Kapustka and chef Ryan McMullan represented Portland on the second season of the Food Network's Chefs vs. City. Davis Street Tavern hosted a viewing party for the June 25, 2010, episode. In July, the restaurant took part in Yelp's "drinks week", which saw establishments offer three drinks at happy hour prices for an entire week. In 2011, Davis Street Tavern participated in the Chehalem Mountains Winegrowers' Mountains to Metro (previously called Pinots in the Pearl), an annual winery event showcasing the viticultural area. The restaurant also hosted Willamette Weeks Skidmore Prize Celebration and Give!Guide Kickoff; the former recognizes individuals for quality nonprofit work and the annual Give!Guide raises funds for local charity groups.

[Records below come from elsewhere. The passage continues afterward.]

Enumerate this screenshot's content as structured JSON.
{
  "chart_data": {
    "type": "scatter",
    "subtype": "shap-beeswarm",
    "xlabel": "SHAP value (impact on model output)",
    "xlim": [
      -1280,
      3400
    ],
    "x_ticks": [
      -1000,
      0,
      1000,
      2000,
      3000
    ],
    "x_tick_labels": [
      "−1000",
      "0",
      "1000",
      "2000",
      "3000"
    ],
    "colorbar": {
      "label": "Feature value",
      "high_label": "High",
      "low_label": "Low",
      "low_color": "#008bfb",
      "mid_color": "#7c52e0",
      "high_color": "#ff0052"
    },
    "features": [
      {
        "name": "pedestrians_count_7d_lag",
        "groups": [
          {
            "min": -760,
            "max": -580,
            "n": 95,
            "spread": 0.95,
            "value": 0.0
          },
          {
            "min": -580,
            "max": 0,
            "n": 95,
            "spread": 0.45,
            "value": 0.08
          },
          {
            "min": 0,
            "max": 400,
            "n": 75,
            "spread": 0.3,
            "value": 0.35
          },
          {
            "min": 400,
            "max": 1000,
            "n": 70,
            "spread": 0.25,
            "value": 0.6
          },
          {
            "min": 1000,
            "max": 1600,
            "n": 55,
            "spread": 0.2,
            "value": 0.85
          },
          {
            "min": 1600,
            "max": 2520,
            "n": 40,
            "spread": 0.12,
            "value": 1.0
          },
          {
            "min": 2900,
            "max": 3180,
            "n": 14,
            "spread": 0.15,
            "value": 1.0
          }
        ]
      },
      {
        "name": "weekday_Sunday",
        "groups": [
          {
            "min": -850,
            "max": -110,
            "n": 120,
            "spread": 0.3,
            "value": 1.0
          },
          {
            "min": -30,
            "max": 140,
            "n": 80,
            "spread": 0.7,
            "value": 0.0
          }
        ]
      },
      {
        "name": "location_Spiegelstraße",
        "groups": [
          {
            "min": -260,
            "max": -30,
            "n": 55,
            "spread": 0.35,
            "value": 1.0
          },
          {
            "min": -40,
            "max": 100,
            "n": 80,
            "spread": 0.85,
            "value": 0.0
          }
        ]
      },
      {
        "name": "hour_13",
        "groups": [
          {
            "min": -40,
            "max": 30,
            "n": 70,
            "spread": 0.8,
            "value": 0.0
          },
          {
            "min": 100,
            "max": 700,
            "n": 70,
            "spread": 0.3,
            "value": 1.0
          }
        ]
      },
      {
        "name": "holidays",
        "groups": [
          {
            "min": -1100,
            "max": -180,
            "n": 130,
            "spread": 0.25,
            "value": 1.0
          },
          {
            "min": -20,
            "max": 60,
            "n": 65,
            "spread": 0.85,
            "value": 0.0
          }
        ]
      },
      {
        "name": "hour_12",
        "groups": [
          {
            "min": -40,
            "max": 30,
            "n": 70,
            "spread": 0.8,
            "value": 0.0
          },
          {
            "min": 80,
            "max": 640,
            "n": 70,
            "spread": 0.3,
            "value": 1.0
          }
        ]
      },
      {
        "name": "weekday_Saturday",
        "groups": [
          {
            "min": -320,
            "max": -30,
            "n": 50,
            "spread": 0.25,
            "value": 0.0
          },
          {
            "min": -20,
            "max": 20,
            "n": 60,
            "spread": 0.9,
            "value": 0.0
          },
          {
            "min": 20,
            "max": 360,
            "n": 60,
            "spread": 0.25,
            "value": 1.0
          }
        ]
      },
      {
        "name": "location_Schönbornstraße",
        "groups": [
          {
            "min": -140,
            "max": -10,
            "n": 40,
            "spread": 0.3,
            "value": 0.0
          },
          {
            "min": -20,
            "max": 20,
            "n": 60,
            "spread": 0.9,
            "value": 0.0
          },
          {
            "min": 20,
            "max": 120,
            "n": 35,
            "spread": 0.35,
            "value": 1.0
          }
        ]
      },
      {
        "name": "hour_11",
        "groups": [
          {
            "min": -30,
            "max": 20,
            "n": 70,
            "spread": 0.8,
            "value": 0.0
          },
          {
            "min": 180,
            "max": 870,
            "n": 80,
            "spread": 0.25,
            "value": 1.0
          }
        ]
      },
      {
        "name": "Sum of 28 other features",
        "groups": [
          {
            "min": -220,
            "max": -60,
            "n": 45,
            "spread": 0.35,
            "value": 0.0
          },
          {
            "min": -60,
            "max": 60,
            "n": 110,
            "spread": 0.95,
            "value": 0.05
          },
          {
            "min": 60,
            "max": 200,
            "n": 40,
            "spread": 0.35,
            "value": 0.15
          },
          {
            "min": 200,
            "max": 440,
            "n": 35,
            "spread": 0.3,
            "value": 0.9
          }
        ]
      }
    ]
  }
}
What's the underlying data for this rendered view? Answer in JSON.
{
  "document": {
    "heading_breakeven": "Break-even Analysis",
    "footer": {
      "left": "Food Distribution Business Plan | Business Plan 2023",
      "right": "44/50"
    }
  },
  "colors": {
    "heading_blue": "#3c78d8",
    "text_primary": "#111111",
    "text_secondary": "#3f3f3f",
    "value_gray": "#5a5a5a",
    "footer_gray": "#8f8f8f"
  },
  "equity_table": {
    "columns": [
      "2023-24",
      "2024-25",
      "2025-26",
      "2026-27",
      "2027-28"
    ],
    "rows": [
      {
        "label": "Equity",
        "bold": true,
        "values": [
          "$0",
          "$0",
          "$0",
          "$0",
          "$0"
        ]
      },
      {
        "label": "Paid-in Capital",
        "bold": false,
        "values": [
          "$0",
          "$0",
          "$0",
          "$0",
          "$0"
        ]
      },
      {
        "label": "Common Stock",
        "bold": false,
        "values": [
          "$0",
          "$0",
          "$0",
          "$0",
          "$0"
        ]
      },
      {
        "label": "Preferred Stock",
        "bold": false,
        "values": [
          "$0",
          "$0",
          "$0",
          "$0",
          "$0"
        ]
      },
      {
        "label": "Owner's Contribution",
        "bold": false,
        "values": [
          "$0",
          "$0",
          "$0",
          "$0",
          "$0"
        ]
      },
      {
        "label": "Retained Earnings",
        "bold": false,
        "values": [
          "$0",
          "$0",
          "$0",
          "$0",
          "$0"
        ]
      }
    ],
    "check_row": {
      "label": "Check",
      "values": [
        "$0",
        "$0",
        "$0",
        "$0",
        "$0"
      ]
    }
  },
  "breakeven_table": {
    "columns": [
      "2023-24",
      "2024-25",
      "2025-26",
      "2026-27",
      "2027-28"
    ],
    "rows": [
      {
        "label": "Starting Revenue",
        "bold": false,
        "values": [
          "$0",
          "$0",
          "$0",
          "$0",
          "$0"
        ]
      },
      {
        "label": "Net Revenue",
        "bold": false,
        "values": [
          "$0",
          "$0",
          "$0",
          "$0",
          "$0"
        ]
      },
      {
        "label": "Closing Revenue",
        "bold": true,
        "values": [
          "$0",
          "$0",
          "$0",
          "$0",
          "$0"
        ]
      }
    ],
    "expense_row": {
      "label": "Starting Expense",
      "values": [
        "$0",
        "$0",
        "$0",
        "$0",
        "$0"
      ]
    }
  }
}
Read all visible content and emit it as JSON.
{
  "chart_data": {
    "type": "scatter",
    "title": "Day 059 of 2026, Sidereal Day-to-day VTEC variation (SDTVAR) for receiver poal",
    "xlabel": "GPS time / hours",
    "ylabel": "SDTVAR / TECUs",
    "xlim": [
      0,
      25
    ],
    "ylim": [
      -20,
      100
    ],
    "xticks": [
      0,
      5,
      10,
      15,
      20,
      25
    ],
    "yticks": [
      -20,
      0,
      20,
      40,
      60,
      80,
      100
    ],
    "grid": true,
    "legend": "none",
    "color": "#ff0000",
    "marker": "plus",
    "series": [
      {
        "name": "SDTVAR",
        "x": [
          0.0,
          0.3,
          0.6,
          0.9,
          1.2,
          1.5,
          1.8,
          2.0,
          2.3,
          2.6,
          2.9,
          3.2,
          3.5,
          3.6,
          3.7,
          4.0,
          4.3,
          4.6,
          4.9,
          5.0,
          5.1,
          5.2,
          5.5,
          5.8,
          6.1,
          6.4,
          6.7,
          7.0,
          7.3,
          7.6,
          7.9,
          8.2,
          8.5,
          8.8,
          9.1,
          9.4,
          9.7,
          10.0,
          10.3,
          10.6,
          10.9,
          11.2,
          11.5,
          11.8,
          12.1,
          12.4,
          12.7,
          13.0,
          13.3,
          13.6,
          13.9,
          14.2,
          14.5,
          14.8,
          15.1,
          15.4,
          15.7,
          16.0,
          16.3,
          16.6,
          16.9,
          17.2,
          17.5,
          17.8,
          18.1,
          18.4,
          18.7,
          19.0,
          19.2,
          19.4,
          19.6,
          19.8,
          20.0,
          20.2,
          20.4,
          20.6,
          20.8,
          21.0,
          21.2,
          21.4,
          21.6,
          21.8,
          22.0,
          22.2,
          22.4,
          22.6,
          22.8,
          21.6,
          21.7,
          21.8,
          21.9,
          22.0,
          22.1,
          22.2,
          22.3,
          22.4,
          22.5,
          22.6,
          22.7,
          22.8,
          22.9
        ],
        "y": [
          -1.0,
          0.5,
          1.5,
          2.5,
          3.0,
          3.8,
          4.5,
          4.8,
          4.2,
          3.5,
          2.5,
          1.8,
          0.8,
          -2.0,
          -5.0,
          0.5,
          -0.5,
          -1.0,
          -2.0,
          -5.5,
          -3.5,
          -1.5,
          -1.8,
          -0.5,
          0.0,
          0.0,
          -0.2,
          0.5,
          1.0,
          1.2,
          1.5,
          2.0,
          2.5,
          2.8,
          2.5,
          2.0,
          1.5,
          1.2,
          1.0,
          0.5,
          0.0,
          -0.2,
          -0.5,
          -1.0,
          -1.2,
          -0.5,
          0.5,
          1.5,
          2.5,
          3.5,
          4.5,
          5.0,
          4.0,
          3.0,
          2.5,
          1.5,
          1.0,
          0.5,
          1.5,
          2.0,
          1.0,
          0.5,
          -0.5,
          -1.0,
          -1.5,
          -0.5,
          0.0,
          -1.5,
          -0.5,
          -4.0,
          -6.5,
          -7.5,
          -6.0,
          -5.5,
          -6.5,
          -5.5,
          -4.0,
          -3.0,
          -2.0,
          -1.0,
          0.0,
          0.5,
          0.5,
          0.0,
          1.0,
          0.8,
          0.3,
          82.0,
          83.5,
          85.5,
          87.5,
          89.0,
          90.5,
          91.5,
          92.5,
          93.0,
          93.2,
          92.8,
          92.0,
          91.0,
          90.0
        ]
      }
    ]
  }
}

Davis Street Tavern's annual Robert Burns Supper celebrated the Scottish poet and lyricist. The 2013 event featured Great Highland bagpipes, poetry, and a three-course prix fixe menu with haggis, cock-a-leekie, and Scotch pairings. The restaurant hosted Joto Sake to offer guests five types of sake and a collaborative dinner pairing "the Japanese spirit with American food" in August 2013.

==Reception==
In 2009, Patrick Alan Coleman of the Portland Mercury wrote, "In a city so earnest about the perfection and provenance of food, there's something oddly refreshing about dining at a restaurant where there is not a single assurance of ethics or high-minded cuisine. The Davis Street Tavern seems to be concerned with nothing more than providing a straight-ahead, if slightly skewed, menu of American bistro classics .. Based on the price, and the décor, Davis Street is the kind of place where the perennially fussy—food critics, say, or finicky debutantes—can still nit-pick their way through a meal and remain completely satisfied. Wolf opined in 2012, "This is a restaurant where you always feel welcome and never rushed." Portland Monthly described Davis Street Tavern as "a taste of the Pearl in Old Town" and "forever charming" with an "elegant feel". Thrillist described the menu as "innovative comfort food ... with inventive twists".

Eater Portlands Mattie John Bamman said the restaurant was "beloved for its happy hour and power-lunches". In an article about the restaurant's closure, Bamman said of the Cochon 555 altercation, "The story lives on as a reminder of the city's commitment to local sourcing, as well as a warning to not take it too seriously."